EI: Sometimes it is, sometimes it isn't: I have made great starts from both sides of the grid here. We'll see tomorrow. The side [you get] helps you maybe 20 percent: your [starting] technique affects about 80 percent, so ... let's see.
Q. One of the most striking things about qualifying today is to see how poorly Mika Salo has done back there in 18th place. Do you know why he has done relatively badly today?
EI: I don't know what Mika's problem is, although he has been struggling all weekend. On this circuit you really need to believe in the car, you really need to be familiar with it. You need to go into the corners too fast and then catch it in the middle of the corner. But Mika still hasn't done any running at 'proper' circuits: if you look at Hockenheim and Fiorano, they're not really circuits where you can 'learn' the car. It's been disappointing for him, but in the race tomorrow I expect to see him get into the groove and we will see a good drive from him.
Q. David, you seemed to suffer more than most from traffic and debris on the track. Are you disappointed to be in 3rd place, or are you relieved?
DC: You will always be a bit disappointed not to be quickest, because you can always control the race [from pole position] if you make a good start. Nonetheless, the times are incredibly close. I think everyone can tell the story of being able to go a little bit quicker if he gets a clear track. In fact I eventually held up someone by mistake as well. It works both ways.
Q. Mika, you obviously need the win for the world championship, but you also need it to satisfy the tens of thousands of Finns we see here this weekend. Why do so many of your countrymen come here to Hungary to make it virtually a home race for you?
MH: I believe there have been at least 23 extra flights from Finland to Hungary for this weekend's race ...
EI: Is that the whole population?
MH: ... and it's really good fun to see so many Finns. There have always been a lot of Finns here in the past, and now more and more are coming, because of me and McLaren and David's performance. Now that the other Mika is driving for Ferrari, the whole of Finland is watching, and lots of them wanted to come here to see it. They like to come to Hungary because our characters are so similar.
Q. Did you get a clear track every time out today?

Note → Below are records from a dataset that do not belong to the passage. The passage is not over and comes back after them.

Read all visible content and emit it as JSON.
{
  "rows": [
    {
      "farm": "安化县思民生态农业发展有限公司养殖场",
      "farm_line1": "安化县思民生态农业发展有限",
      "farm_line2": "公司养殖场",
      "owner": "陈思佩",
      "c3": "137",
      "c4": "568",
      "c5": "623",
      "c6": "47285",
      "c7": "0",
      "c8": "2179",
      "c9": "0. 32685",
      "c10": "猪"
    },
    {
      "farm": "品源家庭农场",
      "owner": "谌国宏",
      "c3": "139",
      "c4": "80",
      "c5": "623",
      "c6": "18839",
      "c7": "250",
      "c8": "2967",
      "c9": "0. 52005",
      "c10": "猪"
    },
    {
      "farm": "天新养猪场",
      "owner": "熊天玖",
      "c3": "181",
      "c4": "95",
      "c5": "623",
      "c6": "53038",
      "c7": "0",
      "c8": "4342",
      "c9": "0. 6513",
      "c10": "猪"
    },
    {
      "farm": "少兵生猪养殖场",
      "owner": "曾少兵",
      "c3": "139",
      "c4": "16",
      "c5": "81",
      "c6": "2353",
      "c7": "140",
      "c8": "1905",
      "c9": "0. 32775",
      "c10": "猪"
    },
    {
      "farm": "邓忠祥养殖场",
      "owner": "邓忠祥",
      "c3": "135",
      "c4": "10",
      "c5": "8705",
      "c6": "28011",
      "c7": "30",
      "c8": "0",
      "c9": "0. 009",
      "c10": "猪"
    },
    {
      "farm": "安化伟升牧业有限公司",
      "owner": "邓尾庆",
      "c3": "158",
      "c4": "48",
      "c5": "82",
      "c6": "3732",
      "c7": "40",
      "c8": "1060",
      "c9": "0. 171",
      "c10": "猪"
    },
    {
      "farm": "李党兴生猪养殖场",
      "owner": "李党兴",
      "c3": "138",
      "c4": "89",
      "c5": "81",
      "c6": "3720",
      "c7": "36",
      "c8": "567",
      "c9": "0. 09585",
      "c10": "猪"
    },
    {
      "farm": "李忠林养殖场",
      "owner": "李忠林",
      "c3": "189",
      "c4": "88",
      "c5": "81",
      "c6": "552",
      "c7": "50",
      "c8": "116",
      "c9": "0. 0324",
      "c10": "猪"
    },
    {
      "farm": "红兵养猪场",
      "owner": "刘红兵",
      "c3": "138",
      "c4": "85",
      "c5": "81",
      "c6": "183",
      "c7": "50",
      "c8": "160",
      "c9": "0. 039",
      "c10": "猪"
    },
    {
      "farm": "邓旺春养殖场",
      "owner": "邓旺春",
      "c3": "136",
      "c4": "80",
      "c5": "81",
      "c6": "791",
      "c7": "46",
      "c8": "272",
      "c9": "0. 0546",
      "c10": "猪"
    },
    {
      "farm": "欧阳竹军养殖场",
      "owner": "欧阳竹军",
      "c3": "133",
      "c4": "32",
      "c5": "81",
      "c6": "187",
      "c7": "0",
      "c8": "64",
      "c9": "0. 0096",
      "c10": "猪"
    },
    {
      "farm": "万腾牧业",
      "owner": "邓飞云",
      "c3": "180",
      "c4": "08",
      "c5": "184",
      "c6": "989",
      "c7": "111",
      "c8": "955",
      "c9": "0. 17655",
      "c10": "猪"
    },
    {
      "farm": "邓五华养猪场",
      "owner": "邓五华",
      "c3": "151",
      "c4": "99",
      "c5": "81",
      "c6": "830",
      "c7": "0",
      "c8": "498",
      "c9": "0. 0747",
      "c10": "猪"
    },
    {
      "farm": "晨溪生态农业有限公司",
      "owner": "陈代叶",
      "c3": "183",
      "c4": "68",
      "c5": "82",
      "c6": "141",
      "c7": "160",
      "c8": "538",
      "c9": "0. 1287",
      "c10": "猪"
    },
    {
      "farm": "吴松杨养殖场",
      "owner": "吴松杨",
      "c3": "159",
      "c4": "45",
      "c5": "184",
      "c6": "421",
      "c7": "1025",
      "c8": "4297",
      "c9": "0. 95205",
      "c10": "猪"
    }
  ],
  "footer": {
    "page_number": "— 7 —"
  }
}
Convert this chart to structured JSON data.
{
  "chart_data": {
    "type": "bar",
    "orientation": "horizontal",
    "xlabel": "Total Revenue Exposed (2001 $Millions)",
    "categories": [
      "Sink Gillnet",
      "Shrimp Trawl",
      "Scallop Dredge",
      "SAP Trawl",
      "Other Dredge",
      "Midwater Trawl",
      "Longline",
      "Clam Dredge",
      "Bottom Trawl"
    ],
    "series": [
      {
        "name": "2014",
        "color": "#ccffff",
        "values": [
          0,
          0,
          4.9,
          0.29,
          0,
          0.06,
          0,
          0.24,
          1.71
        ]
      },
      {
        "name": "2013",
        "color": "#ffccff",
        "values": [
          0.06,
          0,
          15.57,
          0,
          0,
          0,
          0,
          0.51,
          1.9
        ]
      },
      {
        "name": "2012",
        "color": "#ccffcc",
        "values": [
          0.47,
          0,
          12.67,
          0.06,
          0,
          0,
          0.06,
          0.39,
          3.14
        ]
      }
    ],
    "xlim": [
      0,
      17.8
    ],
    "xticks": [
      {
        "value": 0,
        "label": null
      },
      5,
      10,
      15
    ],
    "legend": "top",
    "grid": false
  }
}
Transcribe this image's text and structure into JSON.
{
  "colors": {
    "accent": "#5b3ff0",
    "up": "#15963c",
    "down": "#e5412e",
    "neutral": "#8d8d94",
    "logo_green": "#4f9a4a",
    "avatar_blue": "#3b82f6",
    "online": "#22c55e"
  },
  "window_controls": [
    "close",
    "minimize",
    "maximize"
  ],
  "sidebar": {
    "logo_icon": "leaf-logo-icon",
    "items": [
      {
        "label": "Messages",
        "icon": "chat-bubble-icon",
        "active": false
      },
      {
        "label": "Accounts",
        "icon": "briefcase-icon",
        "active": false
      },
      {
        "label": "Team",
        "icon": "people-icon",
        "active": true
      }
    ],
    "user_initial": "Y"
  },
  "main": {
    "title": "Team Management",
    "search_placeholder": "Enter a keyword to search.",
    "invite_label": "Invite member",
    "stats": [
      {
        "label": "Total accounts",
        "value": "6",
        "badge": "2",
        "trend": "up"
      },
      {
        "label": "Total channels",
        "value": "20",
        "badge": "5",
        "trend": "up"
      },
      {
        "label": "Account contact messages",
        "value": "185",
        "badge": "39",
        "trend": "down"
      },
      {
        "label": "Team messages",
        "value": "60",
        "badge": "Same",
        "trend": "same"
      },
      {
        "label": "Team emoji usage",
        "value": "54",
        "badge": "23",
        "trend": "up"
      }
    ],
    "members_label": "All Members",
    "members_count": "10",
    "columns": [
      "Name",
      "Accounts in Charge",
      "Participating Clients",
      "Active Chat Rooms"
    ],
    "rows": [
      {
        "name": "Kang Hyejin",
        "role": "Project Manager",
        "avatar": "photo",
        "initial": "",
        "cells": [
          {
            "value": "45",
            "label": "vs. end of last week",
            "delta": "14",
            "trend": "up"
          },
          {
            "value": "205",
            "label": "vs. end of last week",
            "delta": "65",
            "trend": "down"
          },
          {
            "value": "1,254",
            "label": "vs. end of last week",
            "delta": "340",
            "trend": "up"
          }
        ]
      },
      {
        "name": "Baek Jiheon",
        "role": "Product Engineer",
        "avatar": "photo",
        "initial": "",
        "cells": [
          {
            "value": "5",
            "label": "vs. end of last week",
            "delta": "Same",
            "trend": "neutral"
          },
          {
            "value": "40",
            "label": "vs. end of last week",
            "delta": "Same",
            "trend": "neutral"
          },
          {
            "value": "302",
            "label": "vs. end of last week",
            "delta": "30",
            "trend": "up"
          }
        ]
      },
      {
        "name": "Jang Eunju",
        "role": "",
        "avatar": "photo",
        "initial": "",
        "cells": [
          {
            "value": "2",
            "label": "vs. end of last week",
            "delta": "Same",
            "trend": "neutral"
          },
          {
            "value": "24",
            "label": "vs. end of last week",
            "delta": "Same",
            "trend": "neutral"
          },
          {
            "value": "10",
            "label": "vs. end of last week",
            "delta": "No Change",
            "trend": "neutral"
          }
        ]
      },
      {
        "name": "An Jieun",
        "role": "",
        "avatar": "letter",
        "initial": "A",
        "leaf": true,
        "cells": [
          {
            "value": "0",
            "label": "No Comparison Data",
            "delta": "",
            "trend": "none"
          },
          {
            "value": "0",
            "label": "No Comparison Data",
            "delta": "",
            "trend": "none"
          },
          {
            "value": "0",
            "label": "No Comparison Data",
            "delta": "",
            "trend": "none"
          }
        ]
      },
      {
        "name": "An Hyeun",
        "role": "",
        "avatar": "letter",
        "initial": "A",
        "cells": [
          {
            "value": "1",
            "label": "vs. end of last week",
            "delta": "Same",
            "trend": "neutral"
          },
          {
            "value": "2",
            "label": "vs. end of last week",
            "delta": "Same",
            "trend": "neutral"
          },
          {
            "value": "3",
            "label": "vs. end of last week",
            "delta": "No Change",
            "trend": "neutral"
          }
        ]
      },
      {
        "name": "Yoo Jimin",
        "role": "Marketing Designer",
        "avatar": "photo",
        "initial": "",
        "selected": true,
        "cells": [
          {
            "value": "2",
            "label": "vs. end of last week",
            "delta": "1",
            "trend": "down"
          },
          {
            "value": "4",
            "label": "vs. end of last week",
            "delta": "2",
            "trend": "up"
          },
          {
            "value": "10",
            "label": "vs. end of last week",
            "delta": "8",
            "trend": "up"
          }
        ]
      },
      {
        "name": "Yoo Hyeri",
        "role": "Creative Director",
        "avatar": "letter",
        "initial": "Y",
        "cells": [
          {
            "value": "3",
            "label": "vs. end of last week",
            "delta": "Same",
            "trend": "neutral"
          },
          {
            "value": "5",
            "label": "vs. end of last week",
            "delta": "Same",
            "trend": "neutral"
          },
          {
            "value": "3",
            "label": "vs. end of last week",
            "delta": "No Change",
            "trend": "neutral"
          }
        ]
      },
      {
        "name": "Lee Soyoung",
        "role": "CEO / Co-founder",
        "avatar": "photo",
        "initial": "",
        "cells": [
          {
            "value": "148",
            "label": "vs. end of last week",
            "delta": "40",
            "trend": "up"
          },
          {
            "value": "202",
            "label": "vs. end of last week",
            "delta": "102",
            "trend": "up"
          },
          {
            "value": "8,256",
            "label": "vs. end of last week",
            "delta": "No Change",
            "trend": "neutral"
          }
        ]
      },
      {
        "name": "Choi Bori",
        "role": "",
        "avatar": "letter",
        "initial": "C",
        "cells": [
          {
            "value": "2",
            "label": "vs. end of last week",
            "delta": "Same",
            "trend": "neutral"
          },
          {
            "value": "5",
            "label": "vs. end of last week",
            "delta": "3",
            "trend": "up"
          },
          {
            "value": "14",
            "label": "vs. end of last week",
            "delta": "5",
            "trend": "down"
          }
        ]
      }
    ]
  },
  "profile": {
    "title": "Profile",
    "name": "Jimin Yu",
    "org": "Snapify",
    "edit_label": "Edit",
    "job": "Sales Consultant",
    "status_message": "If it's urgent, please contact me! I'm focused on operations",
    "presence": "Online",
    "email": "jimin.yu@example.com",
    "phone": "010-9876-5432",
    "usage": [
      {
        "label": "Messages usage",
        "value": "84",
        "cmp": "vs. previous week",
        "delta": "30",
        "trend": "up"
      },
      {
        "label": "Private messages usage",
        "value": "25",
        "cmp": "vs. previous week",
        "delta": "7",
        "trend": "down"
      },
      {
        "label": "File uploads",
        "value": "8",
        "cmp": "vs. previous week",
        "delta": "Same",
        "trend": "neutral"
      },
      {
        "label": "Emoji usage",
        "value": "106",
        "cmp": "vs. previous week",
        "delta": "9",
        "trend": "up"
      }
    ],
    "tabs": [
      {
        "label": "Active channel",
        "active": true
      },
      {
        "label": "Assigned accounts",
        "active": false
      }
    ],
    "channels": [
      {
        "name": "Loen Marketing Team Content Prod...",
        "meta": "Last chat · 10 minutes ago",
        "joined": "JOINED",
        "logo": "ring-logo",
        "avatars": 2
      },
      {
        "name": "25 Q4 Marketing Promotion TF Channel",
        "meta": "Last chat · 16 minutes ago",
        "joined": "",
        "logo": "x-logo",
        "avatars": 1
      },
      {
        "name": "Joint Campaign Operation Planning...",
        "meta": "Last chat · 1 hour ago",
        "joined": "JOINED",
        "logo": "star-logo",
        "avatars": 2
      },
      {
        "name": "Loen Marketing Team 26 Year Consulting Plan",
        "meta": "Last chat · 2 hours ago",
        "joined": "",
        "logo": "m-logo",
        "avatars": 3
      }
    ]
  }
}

MH: I only had one really clear run -- and that was the first one. Yes, there was traffic on the second, the third ... and the last run. Good excuse, eh? But that's the reality here. On this circuit the team tries to help as much as possible, to give the drivers the chance of a clear run. But it is always a little gamble, because you never know who's going to be going over the grass at the same time you're on the track. In my case, on my last run, Johnny [Herbert] had a technical problem with his car and a lot of bits and pieces were flying off it, so I had to back off. Otherwise that would have been a really good lap.